Правильно сделает отец Зиновий, отправившись со мной в маленький малоизвестный монастырь в российской глубинке, — едва ли до жителей деревни, в которой он расположен, долетела скандальная известность Феликса Тряпкина, автора скабрёзной книги про собак, радиоведущего, собаковода и организатора акций и выставок, посвящённых гей-тематике. Радостно встретят отца Зиновия настоятель и братия, а мне лишь дежурно кивнут. Отведут в трапезную, покормят с дороги, а потом спросят отца Зиновия: «Благословишь ли паломника этого работой нагрузить за послушание?» «Благословлю», — хитро прищурившись, ответит. И отправят меня с местным иноком по имени Сергей конюшню чистить. «Ты откуда родом-то?» — спросит тот, минут пять понаблюдав за моими неуклюжими попытками сложить сено в аккуратный стог, а узнав, что из Москвы — разочарованно присвистнет: «Ну, вы, москвичи — народ изнеженный, мало, на что годный!» Мало на что годны! Удивительное узколобие! Слушая подобные речи, человек, неспособный критически воспринимать информацию, и правда может подумать, будто бы в столице физическая работа исключена, а обитатели её представляют собой исключительно работников интеллектуального труда, которые, конечно же, ничего в жизни не поднимали тяжелее шариковой ручки! Неужели так сложно хотя бы предположить, что немало москвичей занимаются спортом, работают на стройке, как я в своё время, или же на заводе? Да, разумеется, в Москве едва ли найдётся с сотню человек, работа которых заключается в чистке конюшен, но это вовсе не означает и не предполагает их неспособность к физическому труду, который тут в приоритете. «После московского безделья сложно, наверное, полы намывать в конюшне?» — с деланным сочувствием поинтересуется Сергей.
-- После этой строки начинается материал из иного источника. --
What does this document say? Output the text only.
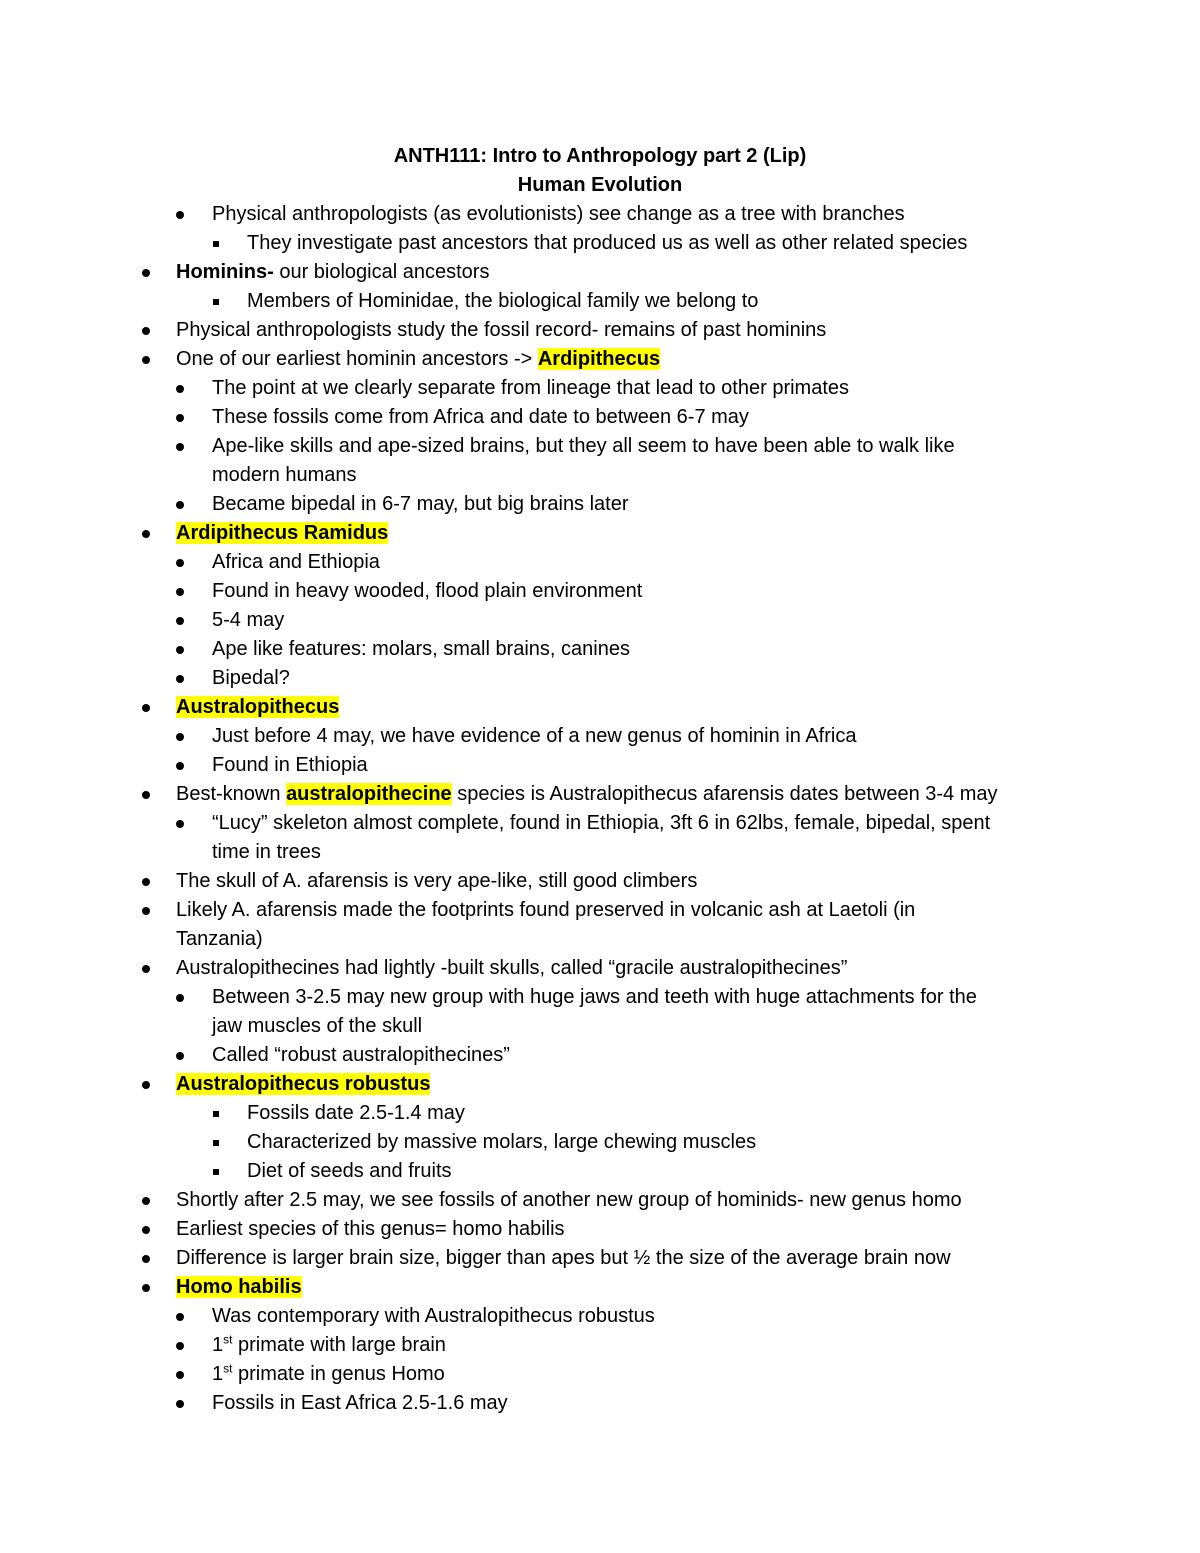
ANTH111: Intro to Anthropology part 2 (Lip)
Human Evolution
Physical anthropologists (as evolutionists) see change as a tree with branches
They investigate past ancestors that produced us as well as other related species
Hominins- our biological ancestors
Members of Hominidae, the biological family we belong to
Physical anthropologists study the fossil record- remains of past hominins
One of our earliest hominin ancestors -> Ardipithecus
The point at we clearly separate from lineage that lead to other primates
These fossils come from Africa and date to between 6-7 may
Ape-like skills and ape-sized brains, but they all seem to have been able to walk like
modern humans
Became bipedal in 6-7 may, but big brains later
Ardipithecus Ramidus
Africa and Ethiopia
Found in heavy wooded, flood plain environment
5-4 may
Ape like features: molars, small brains, canines
Bipedal?
Australopithecus
Just before 4 may, we have evidence of a new genus of hominin in Africa
Found in Ethiopia
Best-known australopithecine species is Australopithecus afarensis dates between 3-4 may
“Lucy” skeleton almost complete, found in Ethiopia, 3ft 6 in 62lbs, female, bipedal, spent
time in trees
The skull of A. afarensis is very ape-like, still good climbers
Likely A. afarensis made the footprints found preserved in volcanic ash at Laetoli (in
Tanzania)
Australopithecines had lightly -built skulls, called “gracile australopithecines”
Between 3-2.5 may new group with huge jaws and teeth with huge attachments for the
jaw muscles of the skull
Called “robust australopithecines”
Australopithecus robustus
Fossils date 2.5-1.4 may
Characterized by massive molars, large chewing muscles
Diet of seeds and fruits
Shortly after 2.5 may, we see fossils of another new group of hominids- new genus homo
Earliest species of this genus= homo habilis
Difference is larger brain size, bigger than apes but ½ the size of the average brain now
Homo habilis
Was contemporary with Australopithecus robustus
1st primate with large brain
1st primate in genus Homo
Fossils in East Africa 2.5-1.6 may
Нет, блин, не сложно! Московское безделье! Идиотский стереотип! Да, кто-то работает физически, кто-то — интеллектуально, но кто сказал, что вторые — бездельники? Если не можешь заработать на жизнь своим умом, ворочай мешки, я же, к счастью, миновал этот период, причём исключительно благодаря собственным умственным способностям, но куда тебе это понять, о, глашатай примитивной работы руками?

Почистим конюшню, разгребём снег, развезём со склада дрова по крохотным домикам для паломников, поужинаем, почистим картошку, вымоем полы на кухне и в трапезной, а тут уже и время сна настанет. Вот и вся духовная жизнь! Отправят меня спать в дальний домик. «Как печь-то топить, знаешь?» Да что же меня всё за юнца-то желторотого держат?! Знаю я, как печь топить, благо она в моей бане имеется! Доковыляю, уставший, по темноте до домика, растоплю печь да присяду на краешек лавочки. В доме холодней, чем на улице, пока температура поднимется — пройдёт часа три. Ах, ты ж, ё-моё — забыл взять со склада матрацы! Да ладно тебе, вон же лежит стопка в углу — авось и они сойдут. Не сойдут: Сергей же специально тебя предупредил, что они отсыревшие, и для того, чтобы они просохли, печь надо будет топить почти сутки. А если их положить прямо у печи? Да, давай-ка у печи и постелем матрацы, дюже неохота тащиться на склад в темноте по морозу, да и ноги уже от усталости заплетаются. А вообще, оригинально — спать в маленьком домике с русской печкой, на матрацах, постеленных на полу из-за отсутствия кровати, — такого в моей жизни ещё не было. Ой, смотри-ка, какой снегопад за окном! Кстати, может быть, ещё одну свечу зажечь, а то как-то темновато? Нет, погоди пока, побереги инвентарь. Феликс. Феликс, зачем ты сюда приехал, чего ты тут искал?.. Работа здесь тяжёлая и непрестанная   — с утра до вечера и без выходных, и в ней проходят все дни монахов, разбавляясь лишь церковными службами и келейными вычитываниями правил. Тут нет времени на размышления и чтение. Тут люди живут по несколько человек в одной комнате, и совместному проживанию неизбежно сопутствуют ссоры, сплетни и скандалы. Вспомни, Феликс, как это гнусно — сидеть на работе в одном кабинете с сотрудником, с которым ты психологически несовместим. Тогда единственной мыслью, смягчающей удручение от сложившейся ситуации, будет мысль об окончании рабочего дня, что освободит от присутствия неприятной личности. Здесь же, в монастыре, нет возможности избавиться от объекта антипатии  — представь себе, как это подавляет. Как же много стрессообразующих факторов в монастыре! Феликс, а представь себе, какую хроническую усталость зарабатывают монахи под конец жизни — наверняка из-за её масштаба и интенсивности в голове уже не остаётся никаких религиозных мыслей. Так, хорошо, надо пощупать матрацы, и если они прогрелись, то ложиться спать.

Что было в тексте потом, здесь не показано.